Average response time: a big winner in an AI world
Many state and local agencies already use endpoint detection tools that accelerate mean time to detection. These have been around for a while and they’re definitely getting better with time.
However, endpoint detection and response (EDR) tools are increasingly developing their own tools. major language models which speeds up response time. Security analysts can query these LLMs as they would with ChatGPT, to try to make sense of what they see.
For example, you can request more information about a particular threat or Attack and Tab Control ID. Sometimes it’s as simple as right-clicking and asking for more information. This enables threat intelligence to be gathered conversationally and in real-time, which can significantly improve the speed and quality of a response.

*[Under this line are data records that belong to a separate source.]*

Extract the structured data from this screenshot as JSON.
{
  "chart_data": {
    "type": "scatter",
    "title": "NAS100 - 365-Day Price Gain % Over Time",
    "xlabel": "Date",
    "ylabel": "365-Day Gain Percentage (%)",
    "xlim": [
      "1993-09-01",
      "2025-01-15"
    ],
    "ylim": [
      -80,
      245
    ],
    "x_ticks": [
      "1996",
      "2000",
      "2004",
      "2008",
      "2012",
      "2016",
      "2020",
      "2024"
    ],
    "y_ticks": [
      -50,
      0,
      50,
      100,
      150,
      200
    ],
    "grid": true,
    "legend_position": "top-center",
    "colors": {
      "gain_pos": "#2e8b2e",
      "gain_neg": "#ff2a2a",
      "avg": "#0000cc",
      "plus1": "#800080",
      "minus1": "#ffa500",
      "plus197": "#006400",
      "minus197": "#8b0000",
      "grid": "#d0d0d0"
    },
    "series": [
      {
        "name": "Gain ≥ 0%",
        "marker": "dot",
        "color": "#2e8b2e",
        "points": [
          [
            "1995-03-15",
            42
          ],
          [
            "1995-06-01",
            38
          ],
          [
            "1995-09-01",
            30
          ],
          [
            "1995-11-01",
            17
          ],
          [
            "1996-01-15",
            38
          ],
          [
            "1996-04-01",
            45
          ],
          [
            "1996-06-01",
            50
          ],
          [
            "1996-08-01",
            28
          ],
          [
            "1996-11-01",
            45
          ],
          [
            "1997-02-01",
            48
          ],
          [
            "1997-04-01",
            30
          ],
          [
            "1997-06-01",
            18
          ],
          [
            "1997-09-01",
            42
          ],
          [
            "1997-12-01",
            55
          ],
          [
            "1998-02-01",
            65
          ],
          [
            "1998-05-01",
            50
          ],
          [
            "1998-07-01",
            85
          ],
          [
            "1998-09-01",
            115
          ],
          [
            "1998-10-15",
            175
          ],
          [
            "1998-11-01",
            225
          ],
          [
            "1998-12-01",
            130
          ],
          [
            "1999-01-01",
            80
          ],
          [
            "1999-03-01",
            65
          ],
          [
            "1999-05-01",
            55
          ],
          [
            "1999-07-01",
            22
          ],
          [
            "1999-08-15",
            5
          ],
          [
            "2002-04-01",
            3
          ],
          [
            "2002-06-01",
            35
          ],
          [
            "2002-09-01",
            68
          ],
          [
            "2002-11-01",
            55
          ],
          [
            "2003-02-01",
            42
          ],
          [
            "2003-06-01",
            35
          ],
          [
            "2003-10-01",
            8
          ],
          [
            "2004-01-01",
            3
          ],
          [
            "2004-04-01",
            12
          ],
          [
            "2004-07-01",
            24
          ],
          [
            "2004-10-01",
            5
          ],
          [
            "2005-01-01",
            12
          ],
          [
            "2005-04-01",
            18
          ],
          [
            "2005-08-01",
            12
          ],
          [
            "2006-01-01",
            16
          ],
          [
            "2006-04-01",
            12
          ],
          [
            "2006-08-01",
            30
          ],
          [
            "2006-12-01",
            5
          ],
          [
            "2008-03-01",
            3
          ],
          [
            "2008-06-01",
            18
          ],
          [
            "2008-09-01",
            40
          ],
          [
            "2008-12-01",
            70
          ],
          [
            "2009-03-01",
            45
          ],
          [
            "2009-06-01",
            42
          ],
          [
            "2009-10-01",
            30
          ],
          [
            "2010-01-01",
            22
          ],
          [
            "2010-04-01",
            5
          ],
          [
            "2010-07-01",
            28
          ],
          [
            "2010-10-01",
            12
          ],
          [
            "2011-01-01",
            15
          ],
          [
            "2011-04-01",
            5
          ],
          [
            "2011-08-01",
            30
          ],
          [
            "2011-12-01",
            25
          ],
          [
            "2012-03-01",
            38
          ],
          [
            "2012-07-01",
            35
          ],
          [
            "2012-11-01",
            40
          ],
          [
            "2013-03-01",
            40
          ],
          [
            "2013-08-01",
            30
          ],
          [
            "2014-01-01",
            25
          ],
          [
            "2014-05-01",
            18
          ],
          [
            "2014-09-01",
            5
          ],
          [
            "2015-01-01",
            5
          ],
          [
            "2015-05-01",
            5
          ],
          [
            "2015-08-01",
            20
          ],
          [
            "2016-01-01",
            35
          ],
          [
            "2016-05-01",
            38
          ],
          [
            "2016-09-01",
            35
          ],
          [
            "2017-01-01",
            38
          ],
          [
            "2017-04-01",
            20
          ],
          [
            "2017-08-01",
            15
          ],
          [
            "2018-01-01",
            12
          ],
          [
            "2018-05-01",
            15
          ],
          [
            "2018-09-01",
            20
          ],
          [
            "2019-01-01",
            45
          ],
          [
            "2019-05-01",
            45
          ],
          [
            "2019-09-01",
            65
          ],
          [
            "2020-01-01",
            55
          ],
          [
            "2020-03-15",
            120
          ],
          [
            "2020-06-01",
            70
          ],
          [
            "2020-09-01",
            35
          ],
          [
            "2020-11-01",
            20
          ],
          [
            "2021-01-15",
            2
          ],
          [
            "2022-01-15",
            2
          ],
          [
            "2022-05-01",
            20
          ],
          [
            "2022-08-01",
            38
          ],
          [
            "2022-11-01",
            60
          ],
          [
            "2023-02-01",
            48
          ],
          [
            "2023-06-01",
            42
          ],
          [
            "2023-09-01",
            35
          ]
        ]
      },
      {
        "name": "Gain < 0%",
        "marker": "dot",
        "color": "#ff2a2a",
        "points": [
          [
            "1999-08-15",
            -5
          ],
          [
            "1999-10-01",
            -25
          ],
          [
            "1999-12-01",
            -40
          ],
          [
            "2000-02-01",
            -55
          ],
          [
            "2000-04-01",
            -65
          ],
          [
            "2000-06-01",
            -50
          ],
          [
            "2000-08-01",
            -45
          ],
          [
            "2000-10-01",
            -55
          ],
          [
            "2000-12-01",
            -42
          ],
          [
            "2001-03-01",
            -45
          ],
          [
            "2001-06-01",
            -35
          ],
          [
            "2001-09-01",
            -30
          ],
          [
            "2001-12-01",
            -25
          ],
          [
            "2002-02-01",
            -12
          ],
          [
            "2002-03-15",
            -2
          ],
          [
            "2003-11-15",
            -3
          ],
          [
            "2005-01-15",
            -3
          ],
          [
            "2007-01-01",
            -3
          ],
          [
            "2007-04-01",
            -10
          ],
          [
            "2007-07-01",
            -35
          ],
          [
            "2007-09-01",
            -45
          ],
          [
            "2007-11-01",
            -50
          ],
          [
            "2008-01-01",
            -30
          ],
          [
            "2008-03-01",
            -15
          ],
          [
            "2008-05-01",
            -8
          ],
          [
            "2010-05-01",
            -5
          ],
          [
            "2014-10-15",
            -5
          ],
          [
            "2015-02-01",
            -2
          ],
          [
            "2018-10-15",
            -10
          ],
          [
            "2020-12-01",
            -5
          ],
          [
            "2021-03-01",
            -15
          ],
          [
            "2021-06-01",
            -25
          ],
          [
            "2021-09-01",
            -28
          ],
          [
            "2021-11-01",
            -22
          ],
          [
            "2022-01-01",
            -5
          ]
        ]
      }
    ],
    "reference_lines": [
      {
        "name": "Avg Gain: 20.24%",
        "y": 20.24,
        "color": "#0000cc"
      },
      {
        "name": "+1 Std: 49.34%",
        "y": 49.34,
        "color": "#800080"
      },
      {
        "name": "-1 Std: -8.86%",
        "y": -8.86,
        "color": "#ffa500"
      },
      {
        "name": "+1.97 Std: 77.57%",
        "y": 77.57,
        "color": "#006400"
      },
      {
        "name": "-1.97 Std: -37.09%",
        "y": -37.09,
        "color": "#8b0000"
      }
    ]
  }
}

Here are examples of EDR tools integrating these AI:
These tools incorporate AI to help security teams make sense of what they see inside the environment by enriching or simplifying the information. This is very beneficial to state and local agencies, especially those pressed for time and resources.
Assembling or linking events is another powerful use of AI in a security operations center. A breach or cyber incident can generate thousands or even tens of thousands of additional alerts. In the past, these alerts could have been extremely difficult to link. AI has the pattern recognition capability to understand the connection between these alerts and a particular event. This makes it much easier to tackle the crux of the problem rather than chasing away the echoes that arise from it.
WATCH: Virginia’s CISO explains how AI is affecting the state’s cybersecurity efforts.
In some cases, the value of generative AI is much simpler. EDR tools use AI chatbots to answer basic questions, such as how to access certain features of the tools. Cybersecurity experts who move from one EDR tool to another – or who have been recently hired, for example – can get up to speed more quickly.
Tailor-made AI solutions for large agencies
Leveraging your EDR solution’s existing AI integration — or upgrading to an EDR that provides integration — is the most direct way to harness the power of AI for detection and response.
But larger agencies, such as those at the state level or in a very large city, can create a recovery-augmented generation solution. A RAG solution essentially allows them to query their own LLMs for data specifically curated for cybersecurity. Imagine creating a data repository that an LLM can reference so that anyone can quickly ask it questions and get reliable answers; anyone using the LLM will get answers based only on data that has been uploaded for those specific purposes.
With this customized solution, security personnel can ask specific questions applicable to their own security environments and get very direct answers. This is ideal for large national and local agencies who can fund this project, as it is a bespoke, highly secure LLM that can meet the particularities of a particular environment.
EXPLORE: Agencies need to consider security measures when adopting AI.
The risks of de-prioritizing AI for cybersecurity
Organizations should avoid allowing cybersecurity teams and all staff to freely operate publicly available LLMs such as ChatGPT. These tools are readily available and adept at analyzing and summarizing information. Unauthorized or unregulated use can be attractive. A clear and well-defined AI policy can prevent teams from sharing proprietary data with public LLMs.
Yet simply limiting generative AI is also risky. The tools exist and people want to use them because they are efficient, powerful and work at machine speed. Pretending they don’t exist can cause people to take shortcuts or become dissatisfied with the work environment. I will add that even agencies that rely on sanctioned third-party LLMs integrated with EDR solutions must have a solid understanding of how the data they provide is governed by their vendors.
There is no need to rush into “AI-enabled” products, and it is important to take the time to define AI. Is it LLM, machine learning, deep learning or is it just algorithms? Additionally, data governance should be considered when sending potentially proprietary data to a public LLM or even to a vendor-specific LLM.
Finally, I recommend taking anything people market as “next gen” with a grain of salt, as “next gen” has largely become a marketing term (with a few exceptions).
But it would be a mistake to ignore AI completely. It’s seeing rapid adoption and iteration, and it’s not going away anytime soon.